Les températures de surface dérivées de la série Landsat ont été obtenues en utilisant l’algorithme développé par Ermida et al. (2020) implémenté sur Google Earth Engine (GEE). Cet algorithme calcule la température de surface en utilisant l’algorithme Statistical Mono-Window (SMW) développé par le Climate Monitoring Satellite Application Facility (CM-SAF) (Duguay-Tetzlaff et al., 2015).

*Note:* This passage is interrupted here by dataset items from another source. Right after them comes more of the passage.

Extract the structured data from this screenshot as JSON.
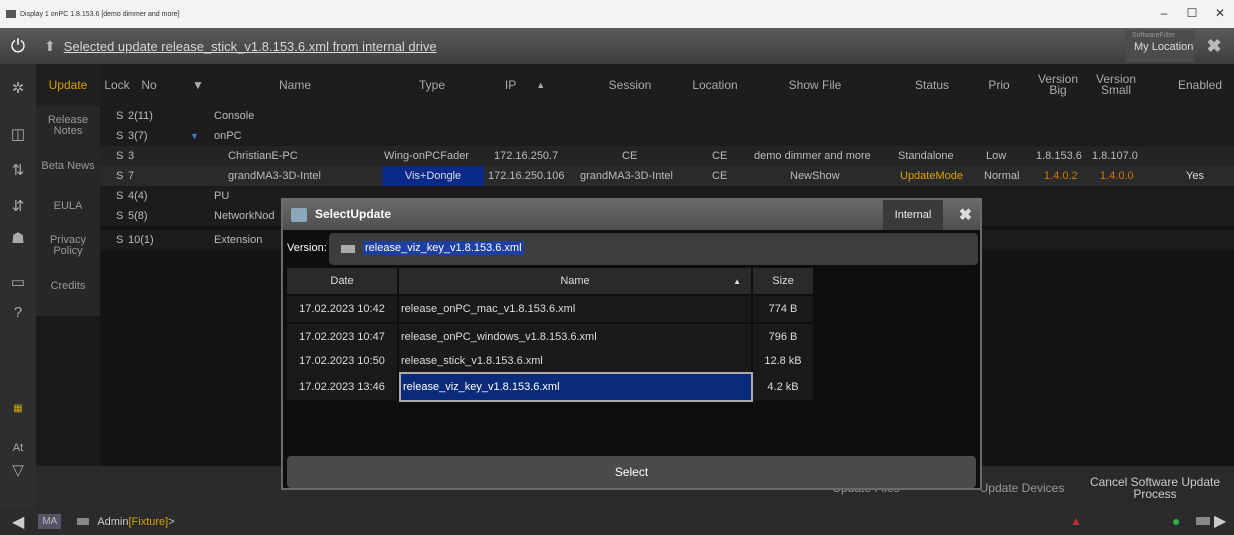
{
  "window": {
    "title": "Display 1 onPC 1.8.153.6 [demo dimmer and more]",
    "minimize": "–",
    "maximize": "☐",
    "close": "✕"
  },
  "topbar": {
    "message": "Selected update release_stick_v1.8.153.6.xml from internal drive",
    "softwarefilter_label": "SoftwareFilter",
    "softwarefilter_value": "My Location",
    "close_icon": "close-icon"
  },
  "tabs": [
    {
      "label": "Update",
      "active": true
    },
    {
      "label": "Release Notes"
    },
    {
      "label": "Beta News"
    },
    {
      "label": "EULA"
    },
    {
      "label": "Privacy Policy"
    },
    {
      "label": "Credits"
    }
  ],
  "table": {
    "headers": {
      "lock": "Lock",
      "no": "No",
      "name": "Name",
      "type": "Type",
      "ip": "IP",
      "session": "Session",
      "location": "Location",
      "showfile": "Show File",
      "status": "Status",
      "prio": "Prio",
      "version_big": "Version Big",
      "version_small": "Version Small",
      "enabled": "Enabled"
    },
    "rows": [
      {
        "lock": "S",
        "no": "2(11)",
        "name": "Console"
      },
      {
        "lock": "S",
        "no": "3(7)",
        "name": "onPC"
      },
      {
        "lock": "S",
        "no": "3",
        "name": "ChristianE-PC",
        "type": "Wing-onPCFader",
        "ip": "172.16.250.7",
        "session": "CE",
        "location": "CE",
        "showfile": "demo dimmer and more",
        "status": "Standalone",
        "prio": "Low",
        "version_big": "1.8.153.6",
        "version_small": "1.8.107.0",
        "enabled": ""
      },
      {
        "lock": "S",
        "no": "7",
        "name": "grandMA3-3D-Intel",
        "type": "Vis+Dongle",
        "ip": "172.16.250.106",
        "session": "grandMA3-3D-Intel",
        "location": "CE",
        "showfile": "NewShow",
        "status": "UpdateMode",
        "prio": "Normal",
        "version_big": "1.4.0.2",
        "version_small": "1.4.0.0",
        "enabled": "Yes"
      },
      {
        "lock": "S",
        "no": "4(4)",
        "name": "PU"
      },
      {
        "lock": "S",
        "no": "5(8)",
        "name": "NetworkNod"
      },
      {
        "lock": "S",
        "no": "10(1)",
        "name": "Extension"
      }
    ]
  },
  "bottom": {
    "update_files": "Update Files",
    "update_devices": "Update Devices",
    "cancel": "Cancel Software Update Process"
  },
  "cmdline": {
    "ma": "MA",
    "prompt_user": "Admin",
    "prompt_obj": "[Fixture]",
    "prompt_end": ">"
  },
  "sidebar": {
    "at": "At"
  },
  "dialog": {
    "title": "SelectUpdate",
    "internal": "Internal",
    "version_label": "Version:",
    "version_value": "release_viz_key_v1.8.153.6.xml",
    "headers": {
      "date": "Date",
      "name": "Name",
      "size": "Size"
    },
    "files": [
      {
        "date": "17.02.2023 10:42",
        "name": "release_onPC_mac_v1.8.153.6.xml",
        "size": "774 B"
      },
      {
        "date": "17.02.2023 10:47",
        "name": "release_onPC_windows_v1.8.153.6.xml",
        "size": "796 B"
      },
      {
        "date": "17.02.2023 10:50",
        "name": "release_stick_v1.8.153.6.xml",
        "size": "12.8 kB"
      },
      {
        "date": "17.02.2023 13:46",
        "name": "release_viz_key_v1.8.153.6.xml",
        "size": "4.2 kB",
        "selected": true
      }
    ],
    "select": "Select"
  },
  "colors": {
    "accent": "#d8a400",
    "selection": "#0a2a7a",
    "status_update": "#d8a400",
    "version_old": "#c87a00"
  }
}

Les températures de surface MODIS ont été directement extraites du produit MOD11A1 V6.1 et MYD11A1 V6.1, disponible sur GEE, qui fournit des valeurs de températures diurnes et nocturnes quotidiennes avec une résolution spatiale d’environ 1 km obtenues par l’intermédiaire d’un algorithme dit de « split-window » (Wan Z., 1999) et une précision de 1°Kelvin. Les données ont ensuite été moyennées pixel par pixel pour les périodes suivantes : 1985/1989, 1990/1994, 1995/1999, 2000/2004, 2010/2014, 2015/2019 et 2020/2023. Elles ont également été différenciées selon l’occupation des sols entre espaces urbains/industriels (UI), agricoles (AG) et forestiers (FO) d’après la base de données CORINE Land Cover.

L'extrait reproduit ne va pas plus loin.